Play sessions take place in a therapeutic play room, where toys and materials have been carefully selected for their therapeutic value. Your child will be invited to play freely with whatever materials they wish. The therapist will observe your child’s play in order to understand your child’s feelings, behaviors, and cognitive processes, and will respond to your child’s play in a way that supports positive growth. The therapist will monitor how your child’s play evolves over the course of treatment. Play therapy sessions typically involve just the therapist and child, though there may be specific instances where you are invited to join your child’s play session.
In dedicated parent/guardian-only sessions, your child’s therapist will share their observations with you, and discuss their recommendations for how you can support your child’s progress outside of therapy.
What is the difference between a play session and a parent/guardian session?
The purpose of a play session is the therapeutic experience of the child. The therapist will invite the child to the playroom, and return the child to the waiting room when the session is over. Because the focus of the play session is the child’s experience, there will be minimal interaction between the therapist and the child’s parent/guardian at the time of the appointment. If there is something specific you need to communicate with your child’s therapist, we suggest you do so via email or voicemail before the session if possible.

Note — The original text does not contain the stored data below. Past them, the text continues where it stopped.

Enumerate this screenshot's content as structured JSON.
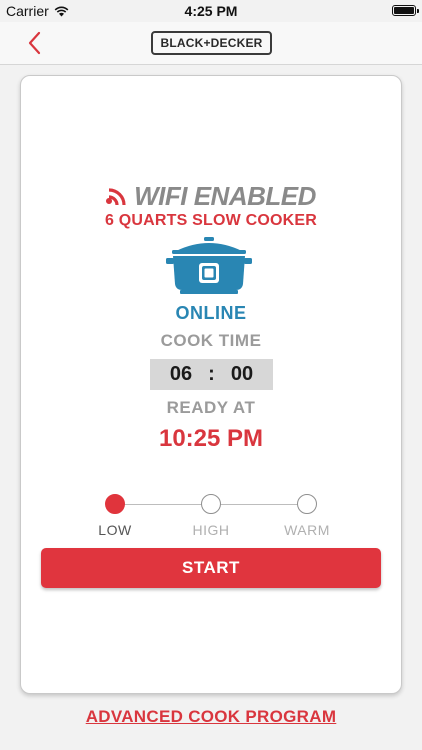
{
  "status_bar": {
    "carrier": "Carrier",
    "time": "4:25 PM"
  },
  "nav": {
    "brand": "BLACK+DECKER"
  },
  "device": {
    "wifi_title": "WIFI ENABLED",
    "product_name": "6 QUARTS SLOW COOKER",
    "status": "ONLINE"
  },
  "cook_time": {
    "label": "COOK TIME",
    "hours": "06",
    "separator": ":",
    "minutes": "00"
  },
  "ready": {
    "label": "READY AT",
    "time": "10:25 PM"
  },
  "modes": {
    "selected": "LOW",
    "items": [
      "LOW",
      "HIGH",
      "WARM"
    ]
  },
  "actions": {
    "start": "START",
    "advanced": "ADVANCED COOK PROGRAM"
  },
  "colors": {
    "accent_red": "#d9363e",
    "online_blue": "#2986b3",
    "label_gray": "#9b9b9b"
  }
}
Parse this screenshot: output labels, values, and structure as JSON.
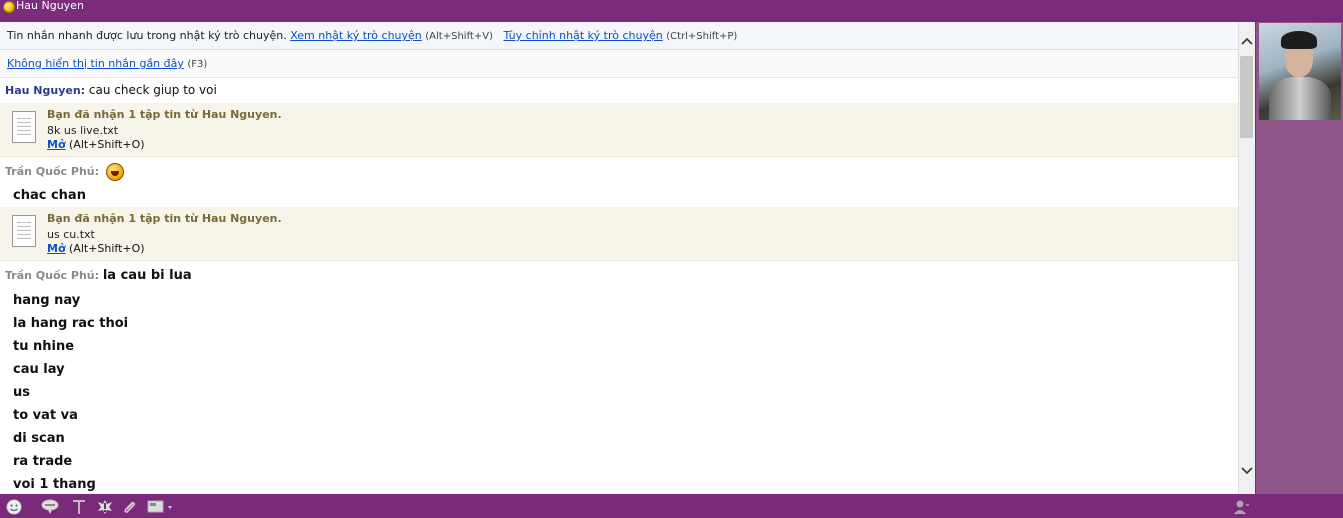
{
  "window": {
    "title": "Hau Nguyen"
  },
  "notice": {
    "text": "Tin nhắn nhanh được lưu trong nhật ký trò chuyện.",
    "view_log_link": "Xem nhật ký trò chuyện",
    "view_log_shortcut": "(Alt+Shift+V)",
    "customize_log_link": "Tùy chỉnh nhật ký trò chuyện",
    "customize_log_shortcut": "(Ctrl+Shift+P)"
  },
  "recent": {
    "hide_link": "Không hiển thị tin nhắn gần đây",
    "shortcut": "(F3)"
  },
  "messages": [
    {
      "sender": "Hau Nguyen:",
      "text": "cau check giup to voi"
    },
    {
      "sender": "Trần Quốc Phú:",
      "text": "",
      "emoticon": "laughing-emoticon"
    },
    {
      "text": "chac chan"
    },
    {
      "sender": "Trần Quốc Phú:",
      "text": "la cau bi lua"
    }
  ],
  "files": [
    {
      "title": "Bạn đã nhận 1 tập tin từ Hau Nguyen.",
      "name": "8k us live.txt",
      "open_label": "Mở",
      "open_shortcut": "(Alt+Shift+O)"
    },
    {
      "title": "Bạn đã nhận 1 tập tin từ Hau Nguyen.",
      "name": "us cu.txt",
      "open_label": "Mở",
      "open_shortcut": "(Alt+Shift+O)"
    }
  ],
  "continuation_lines": [
    "hang nay",
    "la hang rac thoi",
    "tu nhine",
    "cau lay",
    "us",
    "to vat va",
    "di scan",
    "ra trade",
    "voi 1 thang"
  ],
  "toolbar_icons": [
    "emoticon-icon",
    "audible-icon",
    "text-format-icon",
    "buzz-icon",
    "attach-file-icon",
    "share-screen-icon",
    "contact-icon"
  ],
  "colors": {
    "frame": "#7a2a7a",
    "sidebar": "#8e5589",
    "link": "#0b4fcf",
    "file_bg": "#f7f5ea"
  }
}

Parent/guardian sessions are scheduled separately from the play session, and involve only the therapist and the parent/guardian (not the child). During a parent/guardian session, the therapist will work together with the parent/guardian to identify goals for therapy and monitor progress towards those goals. This is also the time for the parent/guardian to share information, questions, or concerns about the child’s behavior at home and school, and for the therapist to assist in problem solving for issues that may be happening outside of the therapy sessions.
What can I expect when bringing my child to play therapy?
Kindred has a waiting room with seating, coloring pages, and books available if you arrive early. Typically your child will accompany the play therapist to the playroom on their own, though there may be specific circumstances where you are invited to join the play session. You are welcome to wait in the waiting room, in your car or outside on the grassy lawn. However, we do ask you to stay on site during the therapy session, in case your child needs you or the session unexpectedly ends early.
After the therapy play session, the therapist will accompany your child back to the waiting room. We recommend giving your child the freedom to choose whether and how much to share with you about their play sessions. Your child’s therapist can answer specific questions about the play sessions during your parent/guardian sessions.
What should I tell my child about play therapy?
We recommend giving your child simple and accurate information about play therapy. You can explain that they will be going to play therapy to see a play therapist, which is someone who plays with children and supports them in having a happy and healthy life. If your child is aware of struggling with a specific issue - for example, “sad feelings about friends” or “feeling nervous about school” - you can explain that play therapy can be really helpful during those times.
What should my child wear to play therapy?
Art materials are available in the playroom, including paint, glue, glitter, clay, and sand. Play therapy can also involve movement and active play. Please dress your child in comfortable clothing that your child can play in without concerns about stains or mess.
What if my child has to miss school for play therapy?
Sometimes our only available appointments are during school hours. It can be helpful to ask your child’s teacher if there is a specific time of day that would be easiest for your child to be absent. Appointment times that have worked well in the past include near the beginning or end of the school day, during specials or over the lunch hour.